Justizministerin bleibt die 70-jährige Anna Maria Cancellieri. Sie bekleidete dieses Amt schon in der Regierung des jetzt abtretenden Ministerpräsidenten Mario Monti.
Kulturminister wird der 54-jährige Massimo Bray. Er gehört dem linken Partito Democratico an und war bisher Direktor des geschichtsträchtigen, 1925 von Giovanni Treccani gegründeten "Istituto della Enciclopedia Italiana".
Das Kabinett Letta sei „neu, frisch und kompetent“, kommentierte Staatspräsident Napolitano, der – nach turbulenten Tagen – vor genau einer Woche erneut ins höchste Amt des Staates gewählt wurde.
Hoher Erwartungsdruck
Das Kabinett soll am Sonntagvormittag vereidigt werden. Dann muss es sich in beiden italienischen Kammern der Vertrauensabstimmung stellen. Da alle drei wichtigen Strömungen in der Regierung vertreten sind, gibt es keinen Zweifel, dass das Parlament der Regierung Letta das Vertrauen ausspricht.
Das Kabinett steht unter einem hohen Erwartungsdruck. Italien geht es wirtschaftlich immer schlechter. Die Arbeitslosenzahlen, vor allem jene der Jungen, steigen dramatisch. Die Regierung muss schnell konkrete Erfolge vorweisen.
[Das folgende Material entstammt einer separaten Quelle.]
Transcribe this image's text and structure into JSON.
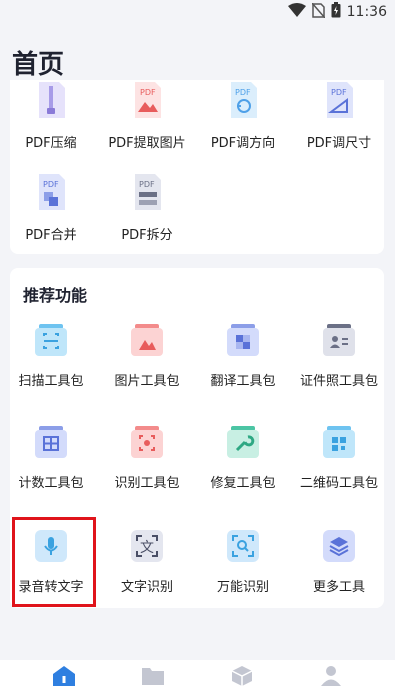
{
  "status": {
    "time": "11:36"
  },
  "page_title": "首页",
  "pdf_tools": [
    {
      "label": "PDF压缩",
      "icon": "pdf-compress-icon"
    },
    {
      "label": "PDF提取图片",
      "icon": "pdf-extract-image-icon"
    },
    {
      "label": "PDF调方向",
      "icon": "pdf-rotate-icon"
    },
    {
      "label": "PDF调尺寸",
      "icon": "pdf-resize-icon"
    },
    {
      "label": "PDF合并",
      "icon": "pdf-merge-icon"
    },
    {
      "label": "PDF拆分",
      "icon": "pdf-split-icon"
    }
  ],
  "recommend": {
    "title": "推荐功能",
    "items": [
      {
        "label": "扫描工具包",
        "icon": "scan-toolbox-icon"
      },
      {
        "label": "图片工具包",
        "icon": "image-toolbox-icon"
      },
      {
        "label": "翻译工具包",
        "icon": "translate-toolbox-icon"
      },
      {
        "label": "证件照工具包",
        "icon": "id-photo-toolbox-icon"
      },
      {
        "label": "计数工具包",
        "icon": "count-toolbox-icon"
      },
      {
        "label": "识别工具包",
        "icon": "recognize-toolbox-icon"
      },
      {
        "label": "修复工具包",
        "icon": "repair-toolbox-icon"
      },
      {
        "label": "二维码工具包",
        "icon": "qrcode-toolbox-icon"
      },
      {
        "label": "录音转文字",
        "icon": "microphone-icon"
      },
      {
        "label": "文字识别",
        "icon": "text-recognize-icon"
      },
      {
        "label": "万能识别",
        "icon": "universal-recognize-icon"
      },
      {
        "label": "更多工具",
        "icon": "more-tools-icon"
      }
    ]
  },
  "bottom_nav": [
    "home-icon",
    "folder-icon",
    "cube-icon",
    "profile-icon"
  ]
}
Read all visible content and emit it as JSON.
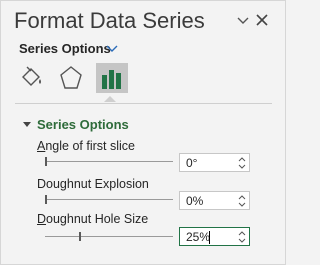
{
  "pane": {
    "title": "Format Data Series",
    "collapse_icon": "chevron-down-icon",
    "close_icon": "close-icon",
    "series_dropdown": {
      "label": "Series Options",
      "icon": "chevron-down-icon"
    },
    "tabs": [
      {
        "name": "fill-line-icon"
      },
      {
        "name": "effects-icon"
      },
      {
        "name": "series-options-icon",
        "selected": true
      }
    ]
  },
  "section": {
    "title": "Series Options",
    "expanded": true
  },
  "rows": [
    {
      "label_underline": "A",
      "label_rest": "ngle of first slice",
      "value": "0°",
      "slider_fraction": 0.0
    },
    {
      "label_underline": "",
      "label_rest": "Doughnut Explosion",
      "value": "0%",
      "slider_fraction": 0.0
    },
    {
      "label_underline": "D",
      "label_rest": "oughnut Hole Size",
      "value": "25%",
      "slider_fraction": 0.25,
      "focused": true
    }
  ],
  "colors": {
    "accent_green": "#217346",
    "section_text": "#2e6b3a",
    "bar_icon": "#217346"
  }
}
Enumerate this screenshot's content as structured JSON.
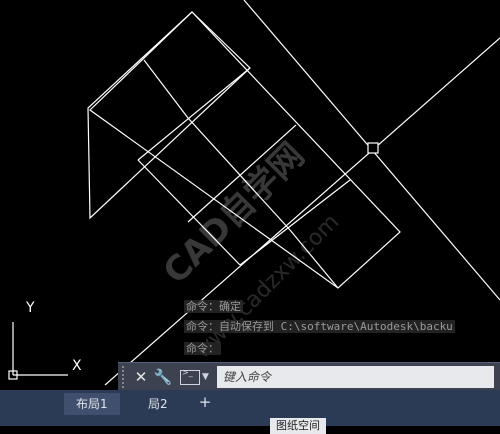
{
  "watermark": {
    "line1": "CAD自学网",
    "line2": "www.cadzxw.com"
  },
  "command_history": [
    "命令：确定",
    "命令：自动保存到 C:\\software\\Autodesk\\backu",
    "命令："
  ],
  "command_line": {
    "close_label": "✕",
    "settings_label": "🔧",
    "placeholder": "键入命令"
  },
  "layout_tabs": [
    {
      "label": "布局1",
      "active": true
    },
    {
      "label": "局2",
      "active": false
    }
  ],
  "add_tab_label": "+",
  "status": {
    "model_label": "图纸空间"
  },
  "ucs": {
    "x_label": "X",
    "y_label": "Y"
  },
  "colors": {
    "canvas": "#000000",
    "lines": "#ffffff",
    "tabbar": "#2b3a55",
    "cmdbar": "#3c4250"
  }
}
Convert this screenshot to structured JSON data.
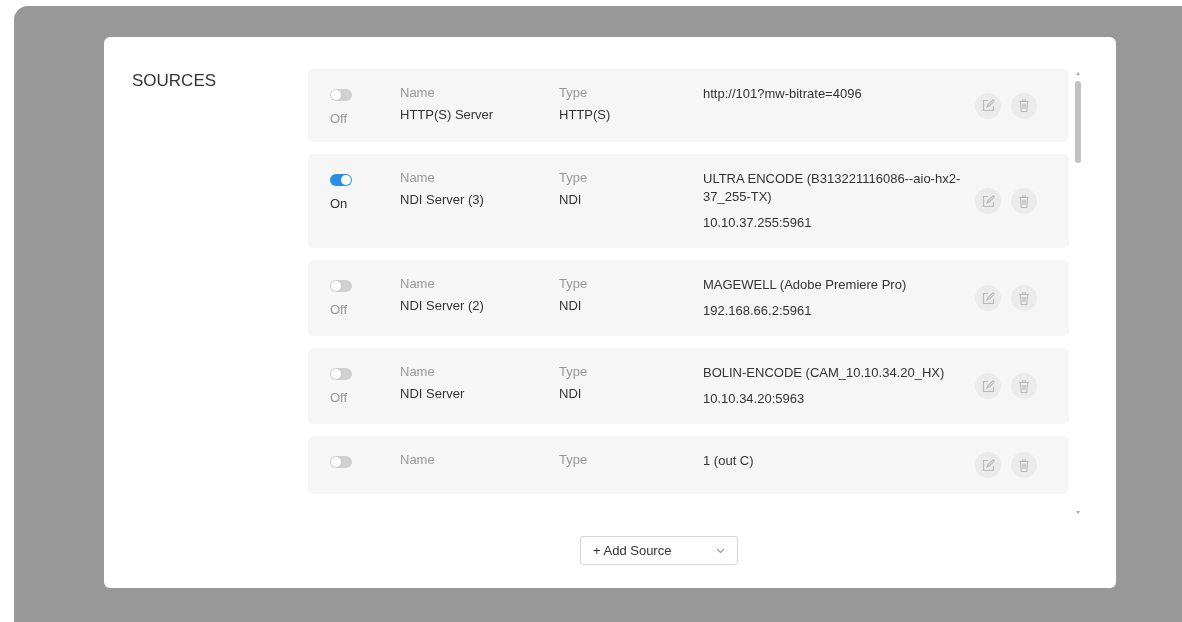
{
  "section_title": "SOURCES",
  "sources": [
    {
      "on": false,
      "state_label": "Off",
      "name_label": "Name",
      "name": "HTTP(S) Server",
      "type_label": "Type",
      "type": "HTTP(S)",
      "details": [
        "http://101?mw-bitrate=4096"
      ]
    },
    {
      "on": true,
      "state_label": "On",
      "name_label": "Name",
      "name": "NDI Server (3)",
      "type_label": "Type",
      "type": "NDI",
      "details": [
        "ULTRA ENCODE (B313221116086--aio-hx2-37_255-TX)",
        "10.10.37.255:5961"
      ]
    },
    {
      "on": false,
      "state_label": "Off",
      "name_label": "Name",
      "name": "NDI Server (2)",
      "type_label": "Type",
      "type": "NDI",
      "details": [
        "MAGEWELL (Adobe Premiere Pro)",
        "192.168.66.2:5961"
      ]
    },
    {
      "on": false,
      "state_label": "Off",
      "name_label": "Name",
      "name": "NDI Server",
      "type_label": "Type",
      "type": "NDI",
      "details": [
        "BOLIN-ENCODE (CAM_10.10.34.20_HX)",
        "10.10.34.20:5963"
      ]
    },
    {
      "on": false,
      "name_label": "Name",
      "type_label": "Type",
      "details": [
        "1 (out C)"
      ]
    }
  ],
  "add_button": {
    "label": "+ Add Source"
  }
}
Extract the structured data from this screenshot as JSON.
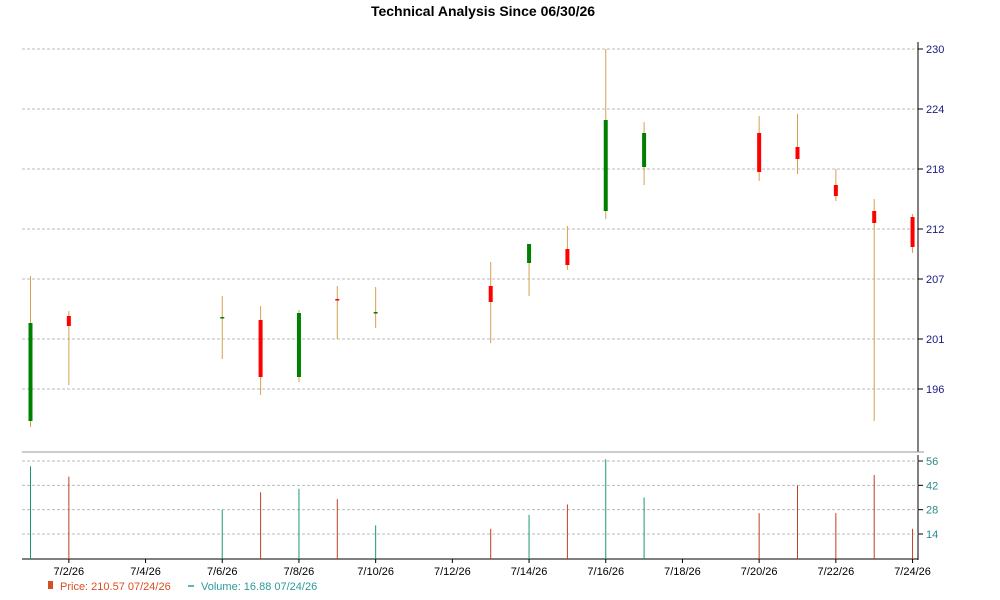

Vor allem muss die neue Regierung auch die verkrusteten politischen Institutionen reformieren. Dringend benötigt wird ein neues Wahlgesetz, das Patt-Situationen, wie sie nach den Wahlen vom 25. Februar eintraten, verunmöglichen.
Was geschieht mit der Steuer auf Eigenheimen?
Interessant ist, was mit der Steuer auf Eigenheimen geschehen wird. Berlusconi hat in den letzten Monaten vehement für eine Abschaffung der von Mario Monti wieder eingeführten Steuer gekämpft. Die Italiener sind kein Volk von Mietern. 82 Prozent besitzen ein Haus, einen Hausteil oder eine Wohnung. Die neue Steuer auf Eigenheimen belastet vor allem den Mittelstand und ärmere Schichten schwer. Hat Berlusconi die Beteiligung an der Regierung davon abhängig gemacht, dass diese Steuer, Imu genannt, annulliert wird? Wenn nicht, verliert er im Land an Ansehen.
Berlusconi selbst erklärte seit Tagen, er habe keine Absicht, in die neue Regierung einzutreten. In einem Interview mit dem amerikanischen Fernsehsender Fox erklärte er: „Ich werde nie mehr Ministerpräsident“. Berlusconi hat sich schon oft selbst korrigiert. Vorerst wird er sicher aus dem Hintergrund die Fäden ziehen.